HALUPKI CASSEROLE

Serves 6

Our great grandfather’s family is from a country called Hungary. When they get together, they must be REALLY hungry because they bring dozens of stuffed cabbages they call halupkis. The whole family gobbles them up like they’re starving, leaving only crumbs behind.

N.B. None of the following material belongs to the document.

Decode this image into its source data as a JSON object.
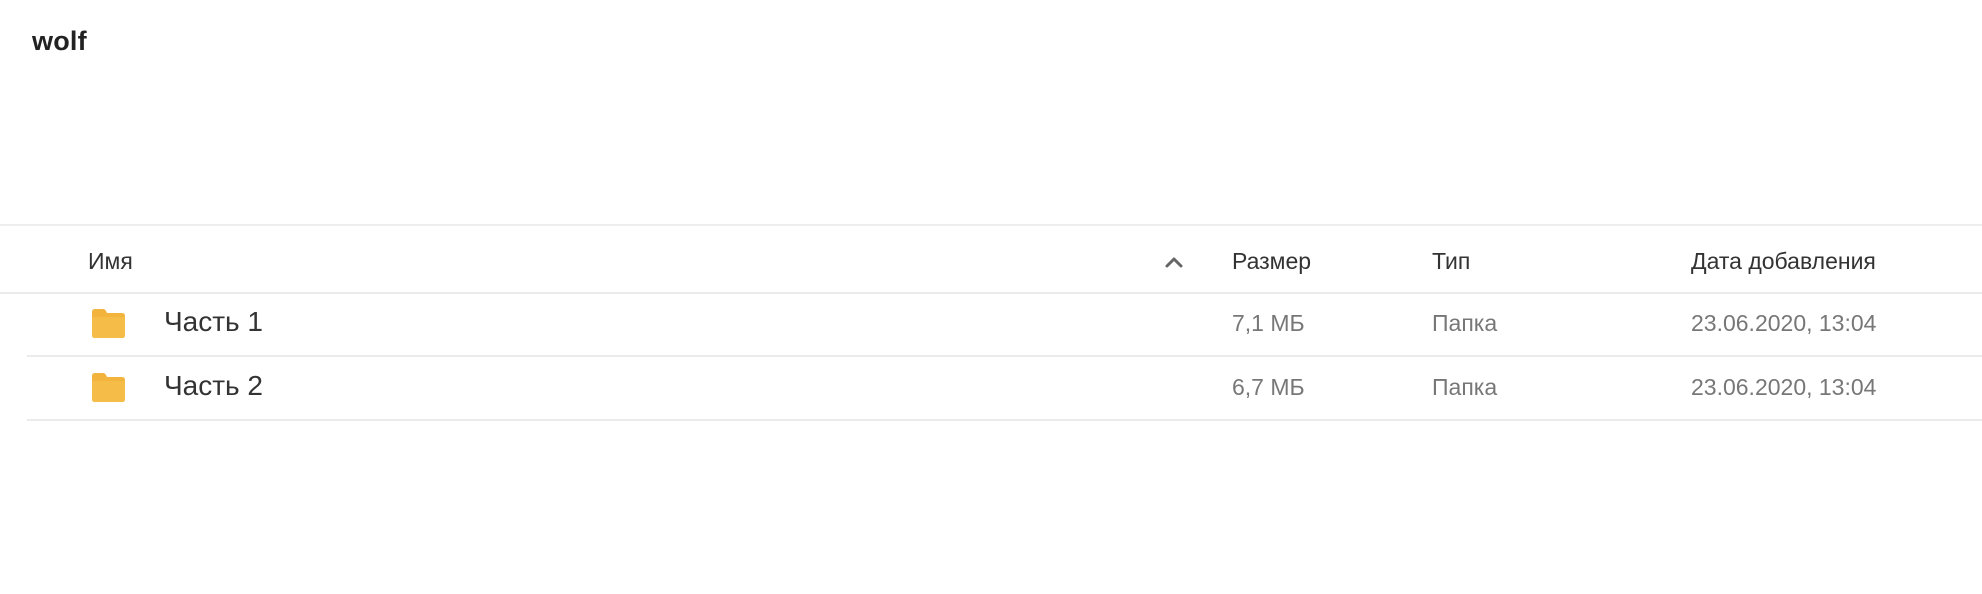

We thought it would be fun to recreate the dish so that we can make our own at home without the rice that’s normally included! We made it even easier by using shredded cabbage instead of rolling the meat into cabbage leaves. But if you have time, using cabbage leaves is fun as well!

INGREDIENTS

• ½ head cauliflower
• ¾ lb ground lamb
• ¾ lb ground chuck
• 1 onion, diced
• 3 garlic cloves, minced
• 2 Tbsp olive oil
• ½ head of green cabbage, chopped into ¼-inch ribbons
• 1 (14 oz) can diced tomatoes
• 1 cup tomato sauce
• 1 tsp dried oregano
• 1 tsp paprika
• 2 bay leaves
• salt and pepper to taste
• marinara for serving (optional)

INSTRUCTIONS AND HOW KIDS CAN HELP

1. Cut stems off of cauliflower and use food processor or box grater to make “rice” out of the cauliflower head.
2. In a Dutch oven or roasting pan, brown the meat with the riced cauliflower, onions, garlic, and olive oil–let little hands stir often to incorporate.
3. Add the remaining ingredients and stir to combine.
4. Cover and cook in the oven at 325 degrees for 50 minutes.
5. Serve warm with extra marinara sauce on top.